Killing Fields Phnom Penh
Choeung Ek and S-21: Why Phnom Penh’s Darkest Sites Matter
Between 1975 and 1979 the Khmer Rouge ruled Cambodia and killed between 1.5 and 2 million people out of a population of approximately 8 million. The exact figure remains debated. The mechanisms were systematic: evacuation of cities, forced agricultural labour, execution of perceived class enemies, intellectuals, people who wore glasses, people with soft hands. The Tuol Sleng prison (S-21) in Phnom Penh and the Choeung Ek killing site outside the city are the two most accessible places to understand concretely what happened.
Whether to visit sites of mass atrocity is a genuine question. The answer here is yes, for the same reason it is yes at Auschwitz and the Rwandan genocide memorials: the physical places demand a kind of attention that reading about events in the abstract does not.
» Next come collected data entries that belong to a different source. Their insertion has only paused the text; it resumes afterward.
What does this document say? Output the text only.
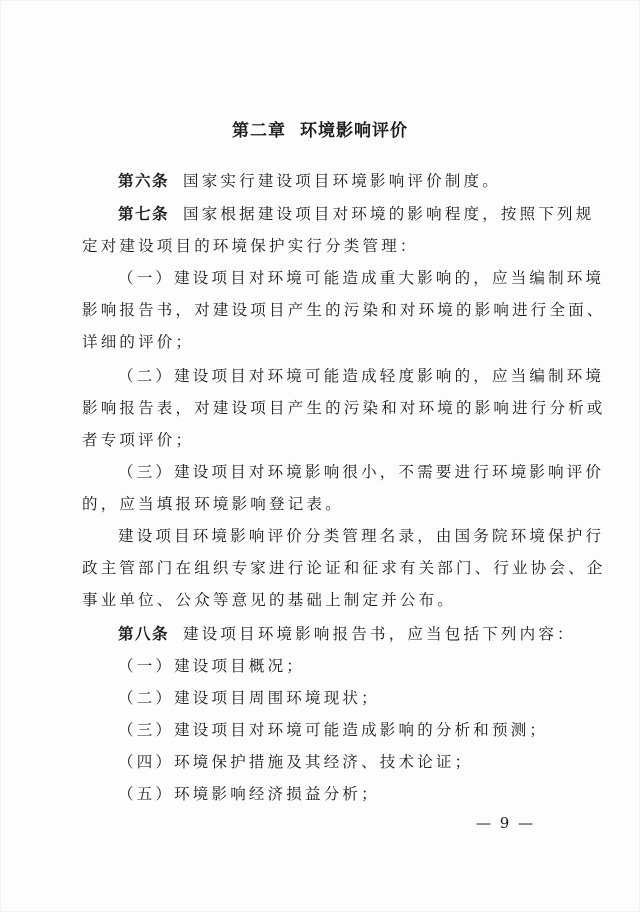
第二章 环境影响评价
第六条 国家实行建设项目环境影响评价制度。
第七条 国家根据建设项目对环境的影响程度，按照下列规
定对建设项目的环境保护实行分类管理：
（一）建设项目对环境可能造成重大影响的，应当编制环境
影响报告书，对建设项目产生的污染和对环境的影响进行全面、
详细的评价；
（二）建设项目对环境可能造成轻度影响的，应当编制环境
影响报告表，对建设项目产生的污染和对环境的影响进行分析或
者专项评价；
（三）建设项目对环境影响很小，不需要进行环境影响评价
的，应当填报环境影响登记表。
建设项目环境影响评价分类管理名录，由国务院环境保护行
政主管部门在组织专家进行论证和征求有关部门、行业协会、企
事业单位、公众等意见的基础上制定并公布。
第八条 建设项目环境影响报告书，应当包括下列内容：
（一）建设项目概况；
（二）建设项目周围环境现状；
（三）建设项目对环境可能造成影响的分析和预测；
（四）环境保护措施及其经济、技术论证；
（五）环境影响经济损益分析；
— 9 —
Tuol Sleng Genocide Museum (S-21)
Tuol Sleng is a former secondary school in the Chamkar Mon district of Phnom Penh, seven kilometres from the city centre, converted in 1975 into a prison and interrogation facility by the Khmer Rouge security apparatus. Between 14,000 and 17,000 people were imprisoned here. Only 12-14 are confirmed to have survived.
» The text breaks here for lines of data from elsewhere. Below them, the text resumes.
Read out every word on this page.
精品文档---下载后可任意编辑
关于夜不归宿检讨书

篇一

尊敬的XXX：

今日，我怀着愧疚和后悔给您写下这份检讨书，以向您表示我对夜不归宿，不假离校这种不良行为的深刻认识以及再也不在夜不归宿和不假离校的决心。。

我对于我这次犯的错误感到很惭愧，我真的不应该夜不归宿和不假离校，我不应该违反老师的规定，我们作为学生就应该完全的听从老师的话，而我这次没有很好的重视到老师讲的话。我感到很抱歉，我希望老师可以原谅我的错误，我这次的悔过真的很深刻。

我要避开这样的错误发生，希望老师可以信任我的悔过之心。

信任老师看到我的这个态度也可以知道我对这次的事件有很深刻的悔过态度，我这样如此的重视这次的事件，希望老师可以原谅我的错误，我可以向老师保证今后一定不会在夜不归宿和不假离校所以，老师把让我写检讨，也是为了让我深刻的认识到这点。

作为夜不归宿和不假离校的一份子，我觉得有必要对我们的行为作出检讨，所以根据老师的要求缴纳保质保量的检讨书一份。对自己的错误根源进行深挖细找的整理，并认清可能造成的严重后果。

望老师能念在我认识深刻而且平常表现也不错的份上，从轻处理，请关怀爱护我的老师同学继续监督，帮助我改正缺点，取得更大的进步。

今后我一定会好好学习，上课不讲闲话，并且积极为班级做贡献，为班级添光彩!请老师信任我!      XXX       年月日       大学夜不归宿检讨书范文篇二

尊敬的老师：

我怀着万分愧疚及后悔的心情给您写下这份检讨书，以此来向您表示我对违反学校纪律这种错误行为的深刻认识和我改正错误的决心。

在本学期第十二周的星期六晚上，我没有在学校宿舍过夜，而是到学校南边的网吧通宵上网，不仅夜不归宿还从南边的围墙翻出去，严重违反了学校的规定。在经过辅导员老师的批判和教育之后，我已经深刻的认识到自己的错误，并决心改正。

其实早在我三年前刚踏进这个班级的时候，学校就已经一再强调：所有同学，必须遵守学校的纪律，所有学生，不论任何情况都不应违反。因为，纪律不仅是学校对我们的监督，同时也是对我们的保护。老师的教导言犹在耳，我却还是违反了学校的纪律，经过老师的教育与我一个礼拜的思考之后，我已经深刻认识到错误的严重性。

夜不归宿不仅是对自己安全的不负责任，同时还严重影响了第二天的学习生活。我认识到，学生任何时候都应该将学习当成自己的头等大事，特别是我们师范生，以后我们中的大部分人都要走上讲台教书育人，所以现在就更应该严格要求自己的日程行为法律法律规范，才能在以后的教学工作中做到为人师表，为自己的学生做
The Khmer Rouge photographed and documented their prisoners meticulously. Rooms of photographs face you as you enter: men, women, children, some looking directly into the camera with expressions that are hard to look at and harder to look away from. The classrooms where prisoners were held in wooden cells barely large enough to turn around in are intact. The buildings where the most severe interrogations took place are also open; the beds with the iron bar restraints are still there.
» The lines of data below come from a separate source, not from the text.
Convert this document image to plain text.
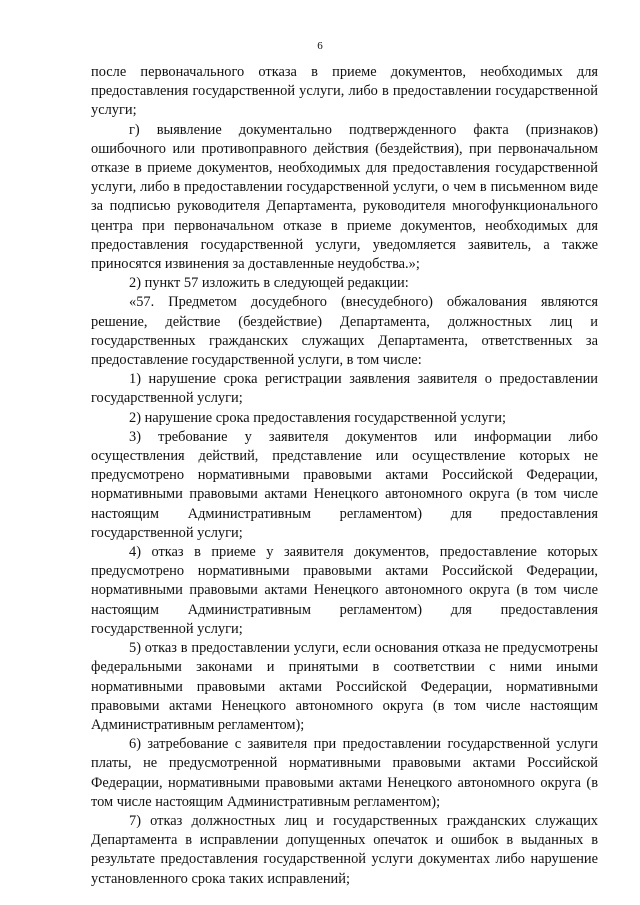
6

после первоначального отказа в приеме документов, необходимых для предоставления государственной услуги, либо в предоставлении государственной услуги;

г) выявление документально подтвержденного факта (признаков) ошибочного или противоправного действия (бездействия), при первоначальном отказе в приеме документов, необходимых для предоставления государственной услуги, либо в предоставлении государственной услуги, о чем в письменном виде за подписью руководителя Департамента, руководителя многофункционального центра при первоначальном отказе в приеме документов, необходимых для предоставления государственной услуги, уведомляется заявитель, а также приносятся извинения за доставленные неудобства.»;

2) пункт 57 изложить в следующей редакции:

«57. Предметом досудебного (внесудебного) обжалования являются решение, действие (бездействие) Департамента, должностных лиц и государственных гражданских служащих Департамента, ответственных за предоставление государственной услуги, в том числе:

1) нарушение срока регистрации заявления заявителя о предоставлении государственной услуги;

2) нарушение срока предоставления государственной услуги;

3) требование у заявителя документов или информации либо осуществления действий, представление или осуществление которых не предусмотрено нормативными правовыми актами Российской Федерации, нормативными правовыми актами Ненецкого автономного округа (в том числе настоящим Административным регламентом) для предоставления государственной услуги;

4) отказ в приеме у заявителя документов, предоставление которых предусмотрено нормативными правовыми актами Российской Федерации, нормативными правовыми актами Ненецкого автономного округа (в том числе настоящим Административным регламентом) для предоставления государственной услуги;

5) отказ в предоставлении услуги, если основания отказа не предусмотрены федеральными законами и принятыми в соответствии с ними иными нормативными правовыми актами Российской Федерации, нормативными правовыми актами Ненецкого автономного округа (в том числе настоящим Административным регламентом);

6) затребование с заявителя при предоставлении государственной услуги платы, не предусмотренной нормативными правовыми актами Российской Федерации, нормативными правовыми актами Ненецкого автономного округа (в том числе настоящим Административным регламентом);

7) отказ должностных лиц и государственных гражданских служащих Департамента в исправлении допущенных опечаток и ошибок в выданных в результате предоставления государственной услуги документах либо нарушение установленного срока таких исправлений;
Admission is $3 USD. Audio guides are available for an additional fee and are worth getting: survivor testimony from the small number of people who lived through the facility provides context that the objects alone cannot supply. Two survivors, Bou Meng and Chum Mey, have for years come to the museum to speak with visitors; as of the time of writing they continue to do so.
Allow 2-3 hours minimum. Do not rush through it.
Choeung Ek
Choeung Ek is 15 kilometres south of Phnom Penh, accessible by tuk-tuk (around $10-15 round trip) or by hiring a driver for the day. It was an orchard before 1975. The Khmer Rouge used it as an execution site and mass burial ground, trucking prisoners from S-21 in batches to be killed, buried, and eventually covered over.
The 43-meter-high memorial stupa at the center of the site contains 5,000 skulls, arranged and visible through glass panels. It is a deliberate and direct memorial; there is no ambiguity in what you are looking at. The mass grave pits are visible as depressions in the ground throughout the site, some still bordered by raised earth from excavation. Cloth and bone fragments continue to surface after heavy rain. The audio guide, included in the $6 USD admission price, uses recorded testimony from survivors and perpetrators. One section plays recordings near a particular tree; the content of what happened there is disclosed through headphones.
The audio guide is considered by most visitors to be one of the most effectively designed such guides at any memorial site in the world. It takes 90 minutes to walk the full route following it.
Visiting Both Sites Together
Most visitors combine Tuol Sleng and Choeung Ek in a single day. Some find Tuol Sleng more difficult because the individual faces of victims are unavoidable; others find Choeung Ek more difficult because the scale becomes physically present in the depressions in the ground and the bone fragments. Either sequence works. Having lunch between the two is appropriate and necessary; some people feel guilty about this and should not.
Phnom Penh More Broadly
The Royal Palace on the riverfront near Sisowath Quay is open to visitors ($10 USD) and the Silver Pagoda inside the grounds contains a collection of Buddha images including a life-size figure set with diamonds. The National Museum on the Sangkat Chey Chumneah holds the world’s most important collection of Khmer sculpture from the Angkor period.
The riverfront itself, particularly Sisowath Quay, has a concentration of restaurants and bars. The Friends restaurant on Street 13 is a social enterprise that trains formerly street-connected youth in hospitality skills; the food is good and the organisation is worthwhile. The FCC (Foreign Correspondents’ Club) on the riverfront remains a reliable option for the view and a reasonably priced lunch.
Getting around Phnom Penh: tuk-tuks are negotiated by the journey (typical short trip 2-4 USD, airport to city center around 8-12 USD); Passapp and Grab provide app-based metered alternatives.